For 13 months, they made the trial payments. They also made 315 phone calls to try clear up the delinquency issue. Citibank representatives told them not to worry about the delinquency notices, but they just kept coming.
In January, the Sutoriuses had to refile all their paperwork. In May, Citibank called to say they were delinquent and needed to make a payment of $14,500 in three weeks or foreclosure would start.
"I was on the phone five or six hours every day, speaking with Citi mortgage, trying to get things solved, getting transferred around, wasting my time, telling my story over and over again to different people who couldn't help me," Joey Sutorius said.
So, he and his wife contacted an attorney. Within a couple of weeks they were approved for a loan modification. They got a lower payment, but now they owe $17,000 more on the loan, and it's 10 years longer.
The Livingstons' story
Cody and Davi Livingston fared much worse.
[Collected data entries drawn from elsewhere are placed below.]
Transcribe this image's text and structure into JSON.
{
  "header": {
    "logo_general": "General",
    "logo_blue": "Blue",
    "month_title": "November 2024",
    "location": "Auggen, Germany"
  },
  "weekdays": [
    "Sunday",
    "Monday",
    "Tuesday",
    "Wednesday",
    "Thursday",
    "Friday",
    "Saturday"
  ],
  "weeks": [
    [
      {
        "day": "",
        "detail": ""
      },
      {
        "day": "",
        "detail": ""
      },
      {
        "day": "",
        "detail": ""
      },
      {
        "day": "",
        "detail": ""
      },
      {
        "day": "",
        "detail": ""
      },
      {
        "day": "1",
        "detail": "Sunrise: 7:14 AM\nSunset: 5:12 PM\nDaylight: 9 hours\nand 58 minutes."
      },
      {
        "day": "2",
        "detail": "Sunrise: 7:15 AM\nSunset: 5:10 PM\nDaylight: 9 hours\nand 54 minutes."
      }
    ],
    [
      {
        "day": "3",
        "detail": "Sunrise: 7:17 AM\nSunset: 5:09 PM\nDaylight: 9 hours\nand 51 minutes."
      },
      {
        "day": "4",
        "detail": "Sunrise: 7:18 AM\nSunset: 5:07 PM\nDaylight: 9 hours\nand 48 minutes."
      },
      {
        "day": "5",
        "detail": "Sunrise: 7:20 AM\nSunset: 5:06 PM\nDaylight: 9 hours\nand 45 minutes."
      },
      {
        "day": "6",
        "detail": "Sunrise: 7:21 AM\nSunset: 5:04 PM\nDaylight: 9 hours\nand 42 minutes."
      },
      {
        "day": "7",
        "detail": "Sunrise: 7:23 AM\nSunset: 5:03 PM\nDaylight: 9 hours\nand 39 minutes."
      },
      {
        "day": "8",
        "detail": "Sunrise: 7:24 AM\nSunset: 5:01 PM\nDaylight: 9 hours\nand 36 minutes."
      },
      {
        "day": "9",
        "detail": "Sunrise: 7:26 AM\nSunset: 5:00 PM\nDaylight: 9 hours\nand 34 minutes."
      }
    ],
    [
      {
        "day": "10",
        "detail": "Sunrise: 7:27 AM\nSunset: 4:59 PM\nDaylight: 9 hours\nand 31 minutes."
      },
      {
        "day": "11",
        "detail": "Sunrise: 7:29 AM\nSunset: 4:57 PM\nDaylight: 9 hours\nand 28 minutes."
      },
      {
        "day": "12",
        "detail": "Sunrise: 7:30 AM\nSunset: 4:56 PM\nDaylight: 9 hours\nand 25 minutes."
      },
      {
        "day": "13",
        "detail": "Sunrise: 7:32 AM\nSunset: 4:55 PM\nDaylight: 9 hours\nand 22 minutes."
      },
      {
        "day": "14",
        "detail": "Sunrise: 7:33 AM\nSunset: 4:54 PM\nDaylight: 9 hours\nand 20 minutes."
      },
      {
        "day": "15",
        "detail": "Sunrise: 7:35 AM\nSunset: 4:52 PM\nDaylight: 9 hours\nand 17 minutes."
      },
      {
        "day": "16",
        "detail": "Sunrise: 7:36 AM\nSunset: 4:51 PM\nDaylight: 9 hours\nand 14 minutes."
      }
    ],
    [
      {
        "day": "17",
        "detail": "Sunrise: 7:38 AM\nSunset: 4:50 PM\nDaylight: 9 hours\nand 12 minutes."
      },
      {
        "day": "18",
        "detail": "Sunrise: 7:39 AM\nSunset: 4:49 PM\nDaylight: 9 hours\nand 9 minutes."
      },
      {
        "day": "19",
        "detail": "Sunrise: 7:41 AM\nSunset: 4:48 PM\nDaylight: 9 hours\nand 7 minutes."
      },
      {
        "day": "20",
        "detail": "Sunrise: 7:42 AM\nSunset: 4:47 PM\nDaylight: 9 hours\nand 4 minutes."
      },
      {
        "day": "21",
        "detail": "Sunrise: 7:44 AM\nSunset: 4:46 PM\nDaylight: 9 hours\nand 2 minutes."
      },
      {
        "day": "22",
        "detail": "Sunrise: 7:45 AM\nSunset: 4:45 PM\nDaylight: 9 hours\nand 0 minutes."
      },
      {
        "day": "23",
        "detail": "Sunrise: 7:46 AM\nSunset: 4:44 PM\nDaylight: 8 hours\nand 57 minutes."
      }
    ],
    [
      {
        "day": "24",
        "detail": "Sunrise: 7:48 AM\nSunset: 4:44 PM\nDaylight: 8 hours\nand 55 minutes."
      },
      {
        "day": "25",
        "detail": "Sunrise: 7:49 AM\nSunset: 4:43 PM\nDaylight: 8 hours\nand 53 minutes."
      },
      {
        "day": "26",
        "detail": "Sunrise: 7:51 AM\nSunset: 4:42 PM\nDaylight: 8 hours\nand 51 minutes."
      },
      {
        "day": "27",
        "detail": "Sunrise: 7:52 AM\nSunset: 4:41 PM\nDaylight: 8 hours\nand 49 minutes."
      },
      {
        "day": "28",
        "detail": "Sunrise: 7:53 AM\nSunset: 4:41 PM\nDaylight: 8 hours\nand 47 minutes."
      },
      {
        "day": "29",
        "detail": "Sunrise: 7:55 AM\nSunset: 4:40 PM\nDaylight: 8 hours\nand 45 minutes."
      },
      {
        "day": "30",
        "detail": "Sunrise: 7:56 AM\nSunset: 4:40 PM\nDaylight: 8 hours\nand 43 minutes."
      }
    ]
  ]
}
The Making Home Affordable program ended up costing them their home.
"When you talk to them, you feel like everything's fine. I don't know what a loan modification is. I just know it's help," explained Cody Livingston.
Last July, Cody lost hours and income at work. So, he and Davi called Bank of America and asked about a loan modification.
"In order to qualify, they told us, 'You need to miss a couple payments,'" Davi said.
As strange as that sounded, that's what the Livingstons did.
"Every time we called in, too, we asked, 'Should we make a payment?' [They said,] 'Oh no, no, no. We'll take care of that all when this is taken care of,'" Davi said.
That back-and-forth dragged on for months.
"You'd talk to 10 different people the same day, and they'd all tell you something different," Davi said.
Finally, they were told a permanent payment amount would be negotiated, but then later received a letter on their door that said their house was going into auction.
Financial experts weigh in
Attorney Michele Anderson-West has many clients caught up in the loan modification mess.
"With all the good intentions in the world, it doesn't have the underlying infrastructure to support its own programming," Anderson-West said.
She says lenders are mishandling files, departments are not communicating with each other, and banks are simply offering bad customer service.
"In the process, there's so much room for human error," Anderson-West said.
Julia Borst, president of the Utah Mortgage Lenders Association agrees.
"Banks were not prepared for this. Every one of them had their own process by which they figured out if you qualified, if you didn't," Borst said.
According to U.S. Department of the Treasury numbers through August, out of 1.33 million loan modification trials started for homeowners nationwide; only one in three are on permanent modifications today.